Jean is one of the unnoticed, a single woman who has faded into age without much attention, plain and functional, the kind of reliable person preferred by a housesitting agency: “We have the perfect lady, flexible, no ties, usually available.” With a long and tired history of emotional poverty, the sixty-four-year old Jean has muddled through the years.

Due to her advanced age, the future is insecure, finances uncertain and the years ahead frightening, without home or family; it is likely that this will be Jean’s last posting. Her mind too often her only companion, Jean is given to illogical flights of fancy in her current situation at Walden Manor: “The old Jean simply detached herself, rose up and disappeared into the steam, like a person dissolving into fog.”

Resentful of the restrictions put upon her by the owners, the Standish-Caves, Jean finds many doors locked against intrusion, a situation she views as an implicit judgment of her untrustworthiness at best, or perhaps her standing as a mere caretaker of other people’s things.

Nursing a subtle rebellion, Jean accidentally breaks a teapot containing the keys to the formerly unavailable rooms and private drawers, suddenly liberated from her position, gradually inhabiting the home: “People should have what they need, especially if they have to go without most of their lives.”

The next step, albeit bizarre, is almost inevitable: a family all her own. Then the others arrive, literally strangers whom Jean accepts into her heart, Michael and a pregnant Stephanie. Jean fills the house with expectations and generosity, hampered initially by a lack of funds, which the three of them overcome by means of creative calculations.

Jean’s life theme has been “that good things, opportunity, security, affection, should come to me, if at all, only second-hand, and in second-rate scraps.” Now her days are filled with the bustle of family, if at the expense of others, and a convoluted reasoning that allows them to pretend that they are to the manor born.

The house surrounds its new inhabitants with comforts and possibilities unavailable to them at any other time and place, even as reality impinges upon their contentment. Meanwhile, Jean puts the facts to paper, a journal to explain how things came to be the way they are, how she came to her current dilemma in this welcoming home and how it has become a haven for Michael, Stephanie, Jean and the baby.
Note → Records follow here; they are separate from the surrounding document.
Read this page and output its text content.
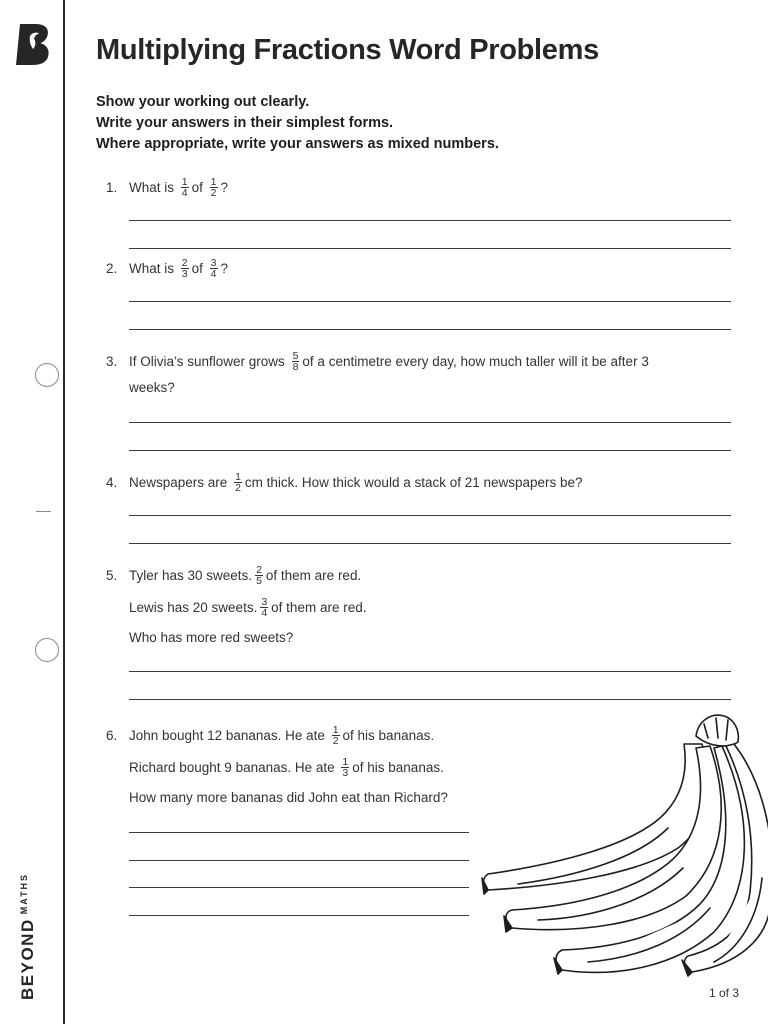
$BEYOND^{MATHS}$
Multiplying Fractions Word Problems
Show your working out clearly.
Write your answers in their simplest forms.
Where appropriate, write your answers as mixed numbers.
1. What is $\frac{1}{4}$ of $\frac{1}{2}$ ?
2. What is $\frac{2}{3}$ of $\frac{3}{4}$ ?
3. If Olivia’s sunflower grows $\frac{5}{8}$ of a centimetre every day, how much taller will it be after 3
weeks?
4. Newspapers are $\frac{1}{2}$ cm thick. How thick would a stack of 21 newspapers be?
5. Tyler has 30 sweets. $\frac{2}{5}$ of them are red.
Lewis has 20 sweets. $\frac{3}{4}$ of them are red.
Who has more red sweets?
6. John bought 12 bananas. He ate $\frac{1}{2}$ of his bananas.
Richard bought 9 bananas. He ate $\frac{1}{3}$ of his bananas.
How many more bananas did John eat than Richard?
1 of 3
Like a twisted fairy tale, desperate people perform increasingly desperate acts to protect the family at all costs. By turns bizarre and gothic, Joss’ untrammeled imagination gives birth to a poignant respite for three truly half-broken things who wander beyond the edge of reason, the demand for inclusion so fierce as to justify the most heinous acts. The isolation at the manor is seductive, self-justification pervasive, the three pitting need against propriety in an astonishing tale of belonging at any cost.